Over the past year, virtual mobile infrastructure (VMI) has been gaining popularity in the mobile world. Like its older brother virtual desktop infrastructure (VDI), VMI offers a virtual environment by remoting your operating system to devices; in the case of VMI this means remoting mobile OSes to mobile devices. Like Jack Madden says, “When people learn about VMI for the first time, once they understand what it actually is their reaction is usually something along the lines of, ‘Interesting. That’s pretty cool! … But wait, what’s it used for?’”
When I first learned about VMI, I had that exact reaction; I thought it was really cool and wanted to learn more, but I wasn’t exactly sure what the benefit would be of implementing VMI over any other MDM or EMM solution. Since then I have been convinced that if you want to embrace BYOD and if building a native corporate mobile app is something you feel would benefit your employee’s organization and productivity, then VMI is something worth considering.

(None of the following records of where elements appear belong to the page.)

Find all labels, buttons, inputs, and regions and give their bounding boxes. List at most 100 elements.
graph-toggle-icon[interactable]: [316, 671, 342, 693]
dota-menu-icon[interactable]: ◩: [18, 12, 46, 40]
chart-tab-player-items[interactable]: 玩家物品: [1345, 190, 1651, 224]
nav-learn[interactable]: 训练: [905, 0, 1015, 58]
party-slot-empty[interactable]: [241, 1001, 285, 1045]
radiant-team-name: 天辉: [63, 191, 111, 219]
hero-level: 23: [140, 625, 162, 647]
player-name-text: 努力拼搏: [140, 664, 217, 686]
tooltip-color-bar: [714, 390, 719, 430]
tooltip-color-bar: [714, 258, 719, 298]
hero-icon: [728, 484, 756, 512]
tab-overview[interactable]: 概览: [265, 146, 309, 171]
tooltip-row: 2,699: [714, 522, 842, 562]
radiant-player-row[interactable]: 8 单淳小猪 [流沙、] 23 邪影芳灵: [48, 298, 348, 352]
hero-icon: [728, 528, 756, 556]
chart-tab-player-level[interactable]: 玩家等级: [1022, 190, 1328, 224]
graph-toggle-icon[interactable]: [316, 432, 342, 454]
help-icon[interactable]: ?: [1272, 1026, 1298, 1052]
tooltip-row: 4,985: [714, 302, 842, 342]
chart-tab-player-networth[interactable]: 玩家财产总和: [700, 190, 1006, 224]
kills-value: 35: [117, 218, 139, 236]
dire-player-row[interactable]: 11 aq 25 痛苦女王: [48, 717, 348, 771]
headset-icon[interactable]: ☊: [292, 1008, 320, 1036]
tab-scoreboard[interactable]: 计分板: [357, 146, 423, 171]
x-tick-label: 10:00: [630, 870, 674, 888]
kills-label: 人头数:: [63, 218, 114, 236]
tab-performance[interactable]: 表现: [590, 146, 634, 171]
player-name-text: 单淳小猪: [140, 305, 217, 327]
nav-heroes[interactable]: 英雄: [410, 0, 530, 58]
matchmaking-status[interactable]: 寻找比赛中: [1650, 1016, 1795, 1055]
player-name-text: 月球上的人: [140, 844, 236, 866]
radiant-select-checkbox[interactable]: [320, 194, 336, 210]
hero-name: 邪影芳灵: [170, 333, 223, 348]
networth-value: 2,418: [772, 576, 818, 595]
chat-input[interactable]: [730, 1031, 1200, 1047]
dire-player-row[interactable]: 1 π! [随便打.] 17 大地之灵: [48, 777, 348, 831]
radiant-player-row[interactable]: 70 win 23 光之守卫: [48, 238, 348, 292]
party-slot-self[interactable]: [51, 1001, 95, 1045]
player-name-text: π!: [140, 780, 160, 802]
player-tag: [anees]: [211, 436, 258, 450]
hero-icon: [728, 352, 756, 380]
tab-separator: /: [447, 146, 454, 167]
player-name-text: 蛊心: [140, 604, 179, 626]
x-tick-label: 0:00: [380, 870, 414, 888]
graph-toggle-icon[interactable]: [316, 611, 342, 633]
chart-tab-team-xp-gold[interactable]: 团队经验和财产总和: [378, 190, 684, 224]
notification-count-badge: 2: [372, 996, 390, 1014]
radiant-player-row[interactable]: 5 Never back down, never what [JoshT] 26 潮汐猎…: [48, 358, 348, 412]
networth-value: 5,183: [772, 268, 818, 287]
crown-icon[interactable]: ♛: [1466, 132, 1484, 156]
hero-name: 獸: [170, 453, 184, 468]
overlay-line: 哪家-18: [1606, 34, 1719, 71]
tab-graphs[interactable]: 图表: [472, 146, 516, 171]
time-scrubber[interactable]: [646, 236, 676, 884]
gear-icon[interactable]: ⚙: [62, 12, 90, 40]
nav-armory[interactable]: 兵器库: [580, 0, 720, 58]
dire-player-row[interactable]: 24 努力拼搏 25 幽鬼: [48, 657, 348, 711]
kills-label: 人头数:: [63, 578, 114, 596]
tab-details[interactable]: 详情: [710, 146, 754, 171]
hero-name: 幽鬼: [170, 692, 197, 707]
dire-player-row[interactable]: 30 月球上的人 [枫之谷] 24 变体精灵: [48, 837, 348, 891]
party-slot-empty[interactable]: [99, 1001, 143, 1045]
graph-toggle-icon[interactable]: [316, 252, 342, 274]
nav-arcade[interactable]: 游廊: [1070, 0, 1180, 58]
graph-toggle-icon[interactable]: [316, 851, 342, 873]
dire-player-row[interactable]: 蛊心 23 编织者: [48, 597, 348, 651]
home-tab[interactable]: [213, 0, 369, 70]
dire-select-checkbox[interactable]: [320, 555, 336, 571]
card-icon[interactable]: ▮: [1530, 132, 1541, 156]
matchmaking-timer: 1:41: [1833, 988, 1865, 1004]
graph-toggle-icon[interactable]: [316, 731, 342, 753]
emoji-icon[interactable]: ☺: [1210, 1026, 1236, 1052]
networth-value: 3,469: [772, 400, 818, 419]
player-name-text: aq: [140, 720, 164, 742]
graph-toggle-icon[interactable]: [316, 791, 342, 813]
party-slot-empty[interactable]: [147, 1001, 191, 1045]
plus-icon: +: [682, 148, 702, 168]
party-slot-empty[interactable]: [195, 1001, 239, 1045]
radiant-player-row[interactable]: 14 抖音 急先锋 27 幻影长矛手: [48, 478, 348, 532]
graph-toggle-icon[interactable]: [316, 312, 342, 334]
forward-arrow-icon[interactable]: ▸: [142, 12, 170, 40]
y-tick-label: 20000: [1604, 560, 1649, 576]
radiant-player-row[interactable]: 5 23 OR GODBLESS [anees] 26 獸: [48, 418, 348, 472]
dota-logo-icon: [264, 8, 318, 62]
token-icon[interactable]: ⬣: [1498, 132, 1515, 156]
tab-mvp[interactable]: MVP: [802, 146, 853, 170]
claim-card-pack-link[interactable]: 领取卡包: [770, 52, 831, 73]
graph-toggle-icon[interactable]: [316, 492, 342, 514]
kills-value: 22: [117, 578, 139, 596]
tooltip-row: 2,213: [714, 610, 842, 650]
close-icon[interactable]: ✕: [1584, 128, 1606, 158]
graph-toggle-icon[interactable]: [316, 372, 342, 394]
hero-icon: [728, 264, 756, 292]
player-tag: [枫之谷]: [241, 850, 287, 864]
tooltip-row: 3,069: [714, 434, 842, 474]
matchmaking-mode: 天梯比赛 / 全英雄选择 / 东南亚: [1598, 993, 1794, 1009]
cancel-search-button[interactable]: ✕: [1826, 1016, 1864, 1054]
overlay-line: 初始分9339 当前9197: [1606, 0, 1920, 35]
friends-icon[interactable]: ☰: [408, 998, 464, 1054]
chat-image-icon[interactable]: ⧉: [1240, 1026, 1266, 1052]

The most beneficial aspect of VMI is the way it streamlines your control over all devices. All apps for all devices are managed from the same place and are universal. Keep in mind that Android technology is necessary for VMI and is the only platform supported by VMI vendors. This does not mean that VMI doesn’t work with iOS devices; it just means that the hosted platform needs to be Android. In other words, when you develop your enterprise app, it needs to be in Android when run in the data center but it can be accessed just as easily by users with iOS devices. Apple has restrictions on what hardware you can run iOS on.
What’s more is that VMI eliminates the restrictions of control you have over each device. You manage your work apps in your data center and instead of these apps being individually installed onto the end-user device. an employee would have VMI gateway installed on their device, and access the apps through that gateway on your secure cloud.
If the device is ever lost or stolen, your sensitive corporate data cannot be accessed through the device because there is no corporate information stored on the phone. VMI also offers BYOD users more privacy and does not depend on them to keep the security on their phones updated. If the device becomes compromised by malware, personal data will be compromised, but corporate data will be safe.
It’s no secret that mobile app management (MAM) and BYOD are still working out the kinks in terms of efficiency and security. When it comes to more devices, the need for extra security on end-points becomes an issue. People are very liberal with what they download and will never protect corporate data the way it needs to be protected on their own. With VMI, you can put whatever security measures you want on the apps and it will universally protect all of the devices across the board. When it’s time to update your app you only have to update the host on your data center and it’s up to date for everyone.
While the benefits of VMI far outweigh the inconveniences, there are still a few things to keep in mind. VMI is new and there are less than ten vendors that currently have VMI technology available. Another big drawback is that VMI is not available offline. For most this isn’t an issue, but if you need offline access, VMI cannot give you that.
VMI is a viable option for MAM, and mobile security now and will be even more viable in the future. If you’re looking for any kind of MDM or EMM solution, looking into VMI is a must, especially if your employees are interested in BYOD or CYOD and you have your own corporate apps to implement.